I hardly ever sketch in analogue and start painting directly on my primed canvas when my gut feeling tells me that today is a good day to produce. That's why I often have longer phases of inspiration in between, during which I do a lot of research and create digital moods in InDesign, print them out and stick them on my wall. I always go straight to the canvas and let the picture develop under my brushstrokes.

I often paint over the pictures at the end, as they are always transferred directly from my head to the final medium and only then do I decide whether I like the picture or not.

What concepts appear consistently in your practice?

Tue Greenford once told us that he thinks students should engage more with their environment and the small things around to get out of the academy bubble. Since then, I've been very interested in the microscopic.

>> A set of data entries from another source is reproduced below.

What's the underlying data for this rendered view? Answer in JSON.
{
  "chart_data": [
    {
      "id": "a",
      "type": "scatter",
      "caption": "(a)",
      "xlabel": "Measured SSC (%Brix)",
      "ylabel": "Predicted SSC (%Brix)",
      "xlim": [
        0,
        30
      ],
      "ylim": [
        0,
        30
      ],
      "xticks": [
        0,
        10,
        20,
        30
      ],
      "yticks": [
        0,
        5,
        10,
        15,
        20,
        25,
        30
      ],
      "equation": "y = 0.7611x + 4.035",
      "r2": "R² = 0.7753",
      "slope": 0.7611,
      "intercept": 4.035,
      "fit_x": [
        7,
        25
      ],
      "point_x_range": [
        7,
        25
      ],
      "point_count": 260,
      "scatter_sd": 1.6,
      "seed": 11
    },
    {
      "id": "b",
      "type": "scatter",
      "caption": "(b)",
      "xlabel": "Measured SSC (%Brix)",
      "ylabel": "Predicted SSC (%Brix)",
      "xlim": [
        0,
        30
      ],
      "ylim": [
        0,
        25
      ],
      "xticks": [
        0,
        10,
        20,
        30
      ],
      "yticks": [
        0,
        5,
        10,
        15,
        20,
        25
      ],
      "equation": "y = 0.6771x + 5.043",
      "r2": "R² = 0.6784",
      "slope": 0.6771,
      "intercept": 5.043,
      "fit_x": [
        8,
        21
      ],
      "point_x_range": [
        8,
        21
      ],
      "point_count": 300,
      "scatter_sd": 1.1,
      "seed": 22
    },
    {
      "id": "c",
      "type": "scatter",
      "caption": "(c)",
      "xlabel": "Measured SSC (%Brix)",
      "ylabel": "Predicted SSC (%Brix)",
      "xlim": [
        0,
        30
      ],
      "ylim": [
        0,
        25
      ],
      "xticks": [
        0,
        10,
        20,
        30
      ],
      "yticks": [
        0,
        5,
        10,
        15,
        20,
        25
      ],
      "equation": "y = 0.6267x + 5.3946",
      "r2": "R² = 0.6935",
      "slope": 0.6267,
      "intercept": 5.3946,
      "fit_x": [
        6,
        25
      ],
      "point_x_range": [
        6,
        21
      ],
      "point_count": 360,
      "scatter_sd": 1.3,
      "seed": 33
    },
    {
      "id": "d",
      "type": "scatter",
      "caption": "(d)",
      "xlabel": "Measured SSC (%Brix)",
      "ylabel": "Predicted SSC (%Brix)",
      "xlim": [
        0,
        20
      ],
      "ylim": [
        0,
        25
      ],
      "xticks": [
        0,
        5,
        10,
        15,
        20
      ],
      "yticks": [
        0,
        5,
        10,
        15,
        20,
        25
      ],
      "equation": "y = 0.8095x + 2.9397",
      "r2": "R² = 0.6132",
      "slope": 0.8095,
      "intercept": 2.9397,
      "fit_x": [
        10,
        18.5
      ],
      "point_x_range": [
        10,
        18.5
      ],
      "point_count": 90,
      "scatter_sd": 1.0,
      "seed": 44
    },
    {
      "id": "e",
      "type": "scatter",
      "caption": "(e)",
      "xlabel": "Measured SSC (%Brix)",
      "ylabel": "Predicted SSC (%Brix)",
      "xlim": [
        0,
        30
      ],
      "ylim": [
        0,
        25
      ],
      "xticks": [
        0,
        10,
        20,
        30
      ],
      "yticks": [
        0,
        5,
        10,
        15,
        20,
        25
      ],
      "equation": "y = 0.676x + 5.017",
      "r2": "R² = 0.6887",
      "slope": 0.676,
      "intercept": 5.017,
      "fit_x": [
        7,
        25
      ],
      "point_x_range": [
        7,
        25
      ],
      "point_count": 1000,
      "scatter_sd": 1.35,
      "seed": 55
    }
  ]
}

Particularly in black mould, which for me represents the perfect balance of aesthetics and disgust.

Diseases and parasites often appear in my work, in combination with dogs that are directly infested or can be seen abstractly and on their own as writhing shapes. For me, it has a lot to do with control and loss of control. Control is forcibly relinquished and another living being takes it. One functions as a shell.

My works’ names often use Latin medical terms for the symptoms that an infestation triggers in the host.

What techniques or materials do you frequently use?

Originally I worked a lot with latex, which I removed after application. In the meantime, the majority of my work is applied in several glazed layers of oil with a brush on canvas or in tempera. Since my intermediate diploma I have also been working with airbrush on structure paste. At the moment I am pouring wax onto a wooden surface, which I then work on with a special iron.